Architects memo no. 42: November 1984
in at the deep end
Early summer. The time to shake the moths out of the cricket whites, make any necessary running repairs to the barbecue, and refill the swimming pool – or should it have another coat of paint first? There is nothing quite as effective as pool re-paint enquiries for sending paint technologists slinking off into dark corners, clutching their worry beads in one hand and their valium bottle in the other.
Swimming pools are almost totally unpredictable - their behaviour depending on such diverse factors as construction methods, construction materials, water tables, how wet the summer is, what previous coatings have been used, what water treatment chemicals have been used. Equally, the stories are legion of the startling variety of coating types that have supposedly been successful in swimming pools. We ourselves have evaluated low build porous acrylics, aggregate filled acrylics, acrylic mastics, solvent epoxies, waterbased epoxies, urethanes, acrylic urethanes; but a review of the history of these coatings, plus a review of the recoatability and long term maintenance of these various systems, brings us back to chlorinated rubber.
The features of chlorinated rubber which keep winning through are excellent water resistance, single pack convenience and excellent recoatability.
Ideally we would like to see the following steps followed when building and coating a swimming pool:
- Damp proof membrane to be laid before the floor is poured and also to be applied to any of the exterior wall surfaces which may be underground.
- Pools to be left a minimum of four weeks to dry before (re) coating.
- All concrete pools, new or used, to be acid etched, rinsed and dried before coating.
- Mask off all sealant-filled joints and leave unpainted.
- Coat with three coats of chlorinated rubber, allowing a minimum of 12 hours between coats.
- Allow the finished coating to cure one week before filling.

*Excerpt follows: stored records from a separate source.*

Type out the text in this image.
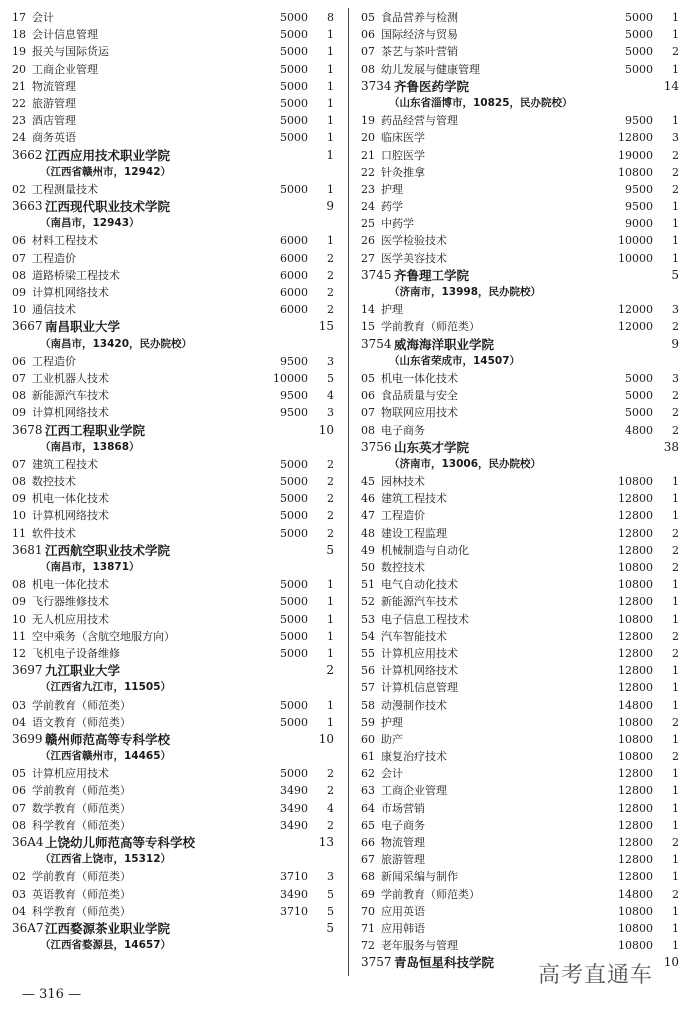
17 会计	5000 8
18 会计信息管理	5000 1
19 报关与国际货运	5000 1
20 工商企业管理	5000 1
21 物流管理	5000 1
22 旅游管理	5000 1
23 酒店管理	5000 1
24 商务英语	5000 1
3662 江西应用技术职业学院	1
（江西省赣州市，12942）
02 工程测量技术	5000 1
3663 江西现代职业技术学院	9
（南昌市，12943）
06 材料工程技术	6000 1
07 工程造价	6000 2
08 道路桥梁工程技术	6000 2
09 计算机网络技术	6000 2
10 通信技术	6000 2
3667 南昌职业大学	15
（南昌市，13420，民办院校）
06 工程造价	9500 3
07 工业机器人技术	10000 5
08 新能源汽车技术	9500 4
09 计算机网络技术	9500 3
3678 江西工程职业学院	10
（南昌市，13868）
07 建筑工程技术	5000 2
08 数控技术	5000 2
09 机电一体化技术	5000 2
10 计算机网络技术	5000 2
11 软件技术	5000 2
3681 江西航空职业技术学院	5
（南昌市，13871）
08 机电一体化技术	5000 1
09 飞行器维修技术	5000 1
10 无人机应用技术	5000 1
11 空中乘务（含航空地服方向）	5000 1
12 飞机电子设备维修	5000 1
3697 九江职业大学	2
（江西省九江市，11505）
03 学前教育（师范类）	5000 1
04 语文教育（师范类）	5000 1
3699 赣州师范高等专科学校	10
（江西省赣州市，14465）
05 计算机应用技术	5000 2
06 学前教育（师范类）	3490 2
07 数学教育（师范类）	3490 4
08 科学教育（师范类）	3490 2
36A4 上饶幼儿师范高等专科学校	13
（江西省上饶市，15312）
02 学前教育（师范类）	3710 3
03 英语教育（师范类）	3490 5
04 科学教育（师范类）	3710 5
36A7 江西婺源茶业职业学院	5
（江西省婺源县，14657）
05 食品营养与检测	5000 1
06 国际经济与贸易	5000 1
07 茶艺与茶叶营销	5000 2
08 幼儿发展与健康管理	5000 1
3734 齐鲁医药学院	14
（山东省淄博市，10825，民办院校）
19 药品经营与管理	9500 1
20 临床医学	12800 3
21 口腔医学	19000 2
22 针灸推拿	10800 2
23 护理	9500 2
24 药学	9500 1
25 中药学	9000 1
26 医学检验技术	10000 1
27 医学美容技术	10000 1
3745 齐鲁理工学院	5
（济南市，13998，民办院校）
14 护理	12000 3
15 学前教育（师范类）	12000 2
3754 威海海洋职业学院	9
（山东省荣成市，14507）
05 机电一体化技术	5000 3
06 食品质量与安全	5000 2
07 物联网应用技术	5000 2
08 电子商务	4800 2
3756 山东英才学院	38
（济南市，13006，民办院校）
45 园林技术	10800 1
46 建筑工程技术	12800 1
47 工程造价	12800 1
48 建设工程监理	12800 2
49 机械制造与自动化	12800 2
50 数控技术	10800 2
51 电气自动化技术	10800 1
52 新能源汽车技术	12800 1
53 电子信息工程技术	10800 1
54 汽车智能技术	12800 2
55 计算机应用技术	12800 2
56 计算机网络技术	12800 1
57 计算机信息管理	12800 1
58 动漫制作技术	14800 1
59 护理	10800 2
60 助产	10800 1
61 康复治疗技术	10800 2
62 会计	12800 1
63 工商企业管理	12800 1
64 市场营销	12800 1
65 电子商务	12800 1
66 物流管理	12800 2
67 旅游管理	12800 1
68 新闻采编与制作	12800 1
69 学前教育（师范类）	14800 2
70 应用英语	10800 1
71 应用韩语	10800 1
72 老年服务与管理	10800 1
3757 青岛恒星科技学院	10
— 316 —
高考直通车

In the area of recoating our advice is that where it is established that chlorinated rubber has been used previously: thoroughly scrub the surface clean, allow to dry, and recoat with two coats of chlorinated rubber. Where the existing coating is not chlorinated rubber, or is unidentified, our advice is to remove all old coatings by lightly sandblasting and treat the pool as new, without using the acid-etching step. Should this procedure be considered too drastic or expensive, we suggest you consult the yellow pages for alternative advice.